Footnotes to Long Island History
Old Landmark Being Demolished
by
Thomas R. Bayles
By Thomas R. Bayles
Another historic landmark
being demolished in the way of progress, Pfeiffer's Store, which is
going under the wreckers hammer, was built about 1735 by one of the
Brewster brothers, a grandson of Rev. Nathaniel Brewster, first minister
of the old town church in Setauket in 1665. The floors of the old
building have been removed first, exposing the large hand hewn beams
supporting them, which apparently are going to be salvaged.
This building
was for many years a stage stop and overnight tavern for the stages that
ran through the middle of the Island from New York to the east end
villages before the railroad was opened to Greenport in 1844. Alexander
Hamilton, in his book “Gentleman's Progress”, published by the Institute
of Early American History and Culture in 1948, describes his stop at
“one Brewsters” in Middle Island, July 11 1744. “After riding 10 miles
through woods we arrived at 8:00 pm at one Brewster's where we put up
for all night, and in this house we could get nothing either to eat or
drink, so were obliged to go to bed fasting and supperless. I was
conducted upstairs to a large chamber. The people in this house seemed
to be quite savage and rude.”
For about 150
years until 1957 this was a country general store, which supplied all
the needs of the farmers living for miles around. It was really a
department store as it carried besides groceries, hardware, boots and
shoes, clothing, dry goods, feed and grain. At the old hitching rail in
front of the store the farmers horses and wagons were tied, and they
brought their butter and eggs to trade for groceries.
This was the
social center for the community and the men and boys gathered around the
old pot-bellied stove in the rear of the store, where the fate of the
nation was argued and the old checker board was kept in daily use.

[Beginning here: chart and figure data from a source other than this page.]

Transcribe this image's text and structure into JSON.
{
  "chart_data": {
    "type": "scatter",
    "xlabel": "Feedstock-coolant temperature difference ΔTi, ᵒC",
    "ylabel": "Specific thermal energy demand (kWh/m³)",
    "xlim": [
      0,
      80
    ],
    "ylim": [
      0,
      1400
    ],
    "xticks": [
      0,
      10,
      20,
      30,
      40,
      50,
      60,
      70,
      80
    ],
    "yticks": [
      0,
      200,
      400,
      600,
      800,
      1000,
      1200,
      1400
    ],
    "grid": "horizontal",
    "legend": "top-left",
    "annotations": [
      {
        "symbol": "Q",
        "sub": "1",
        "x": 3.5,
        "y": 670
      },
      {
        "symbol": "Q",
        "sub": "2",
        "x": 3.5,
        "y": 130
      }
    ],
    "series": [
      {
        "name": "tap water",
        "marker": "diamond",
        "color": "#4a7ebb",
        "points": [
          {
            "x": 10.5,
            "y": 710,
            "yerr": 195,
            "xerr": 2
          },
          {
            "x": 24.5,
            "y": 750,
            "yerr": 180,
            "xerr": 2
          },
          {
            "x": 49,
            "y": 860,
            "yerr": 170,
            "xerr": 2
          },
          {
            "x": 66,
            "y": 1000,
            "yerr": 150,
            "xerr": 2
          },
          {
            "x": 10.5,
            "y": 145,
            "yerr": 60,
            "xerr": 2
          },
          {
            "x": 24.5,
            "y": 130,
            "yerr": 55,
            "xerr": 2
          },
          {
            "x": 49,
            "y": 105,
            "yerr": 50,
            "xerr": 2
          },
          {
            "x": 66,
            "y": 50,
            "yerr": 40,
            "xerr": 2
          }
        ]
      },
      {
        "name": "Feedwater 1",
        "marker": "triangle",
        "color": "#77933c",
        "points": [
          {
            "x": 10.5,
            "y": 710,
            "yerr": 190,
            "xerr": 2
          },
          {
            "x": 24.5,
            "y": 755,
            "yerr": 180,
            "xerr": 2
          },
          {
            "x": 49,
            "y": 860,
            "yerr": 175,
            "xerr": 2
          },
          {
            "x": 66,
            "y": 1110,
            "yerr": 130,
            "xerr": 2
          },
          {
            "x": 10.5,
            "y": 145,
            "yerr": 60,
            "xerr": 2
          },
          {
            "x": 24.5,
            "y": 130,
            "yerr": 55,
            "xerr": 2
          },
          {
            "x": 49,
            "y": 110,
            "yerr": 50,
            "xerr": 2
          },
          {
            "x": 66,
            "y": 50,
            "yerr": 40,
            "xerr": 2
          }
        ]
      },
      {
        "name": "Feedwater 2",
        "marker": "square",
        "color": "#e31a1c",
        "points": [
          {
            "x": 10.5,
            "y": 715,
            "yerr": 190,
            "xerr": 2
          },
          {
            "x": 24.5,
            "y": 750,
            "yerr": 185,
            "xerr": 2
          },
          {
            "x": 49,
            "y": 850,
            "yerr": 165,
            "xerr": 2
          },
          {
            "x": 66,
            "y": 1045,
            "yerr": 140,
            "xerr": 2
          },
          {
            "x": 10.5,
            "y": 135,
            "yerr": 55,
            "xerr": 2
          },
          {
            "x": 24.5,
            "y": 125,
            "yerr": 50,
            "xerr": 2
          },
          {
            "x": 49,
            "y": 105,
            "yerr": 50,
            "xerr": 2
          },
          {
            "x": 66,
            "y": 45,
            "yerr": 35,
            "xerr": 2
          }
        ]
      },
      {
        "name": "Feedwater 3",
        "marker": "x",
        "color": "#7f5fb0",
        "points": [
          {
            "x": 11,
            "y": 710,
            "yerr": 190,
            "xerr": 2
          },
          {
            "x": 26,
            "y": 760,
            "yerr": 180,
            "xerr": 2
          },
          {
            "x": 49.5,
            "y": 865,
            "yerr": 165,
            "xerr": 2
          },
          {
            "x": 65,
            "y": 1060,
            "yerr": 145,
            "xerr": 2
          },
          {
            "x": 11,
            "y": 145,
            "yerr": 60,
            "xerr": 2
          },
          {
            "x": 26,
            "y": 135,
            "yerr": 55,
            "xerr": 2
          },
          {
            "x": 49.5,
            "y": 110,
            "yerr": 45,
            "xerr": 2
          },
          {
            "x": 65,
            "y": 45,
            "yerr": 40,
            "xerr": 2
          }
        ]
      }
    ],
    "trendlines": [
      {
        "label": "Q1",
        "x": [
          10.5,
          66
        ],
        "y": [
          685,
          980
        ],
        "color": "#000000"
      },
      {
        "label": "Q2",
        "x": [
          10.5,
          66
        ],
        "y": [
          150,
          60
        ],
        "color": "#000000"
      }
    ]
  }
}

Those who didn't get there during the day made it in the evening, as the
store was kept open till 9:00. The post office was located here from
1901 to 1964.
Now the
country store has given way to the supermarket and the property has been
sold to the Shell Oil Company.
The corner
across the road has also been sold to the Mobil Oil Corp. for another
gas station, which will make four gas stations withing 500 feet of the
Middle Country road. Just why the Town Board grants permits for so many
gas stations which are not needed is a mystery. “Time marches on and
the old order changeth.” Is it all for the better?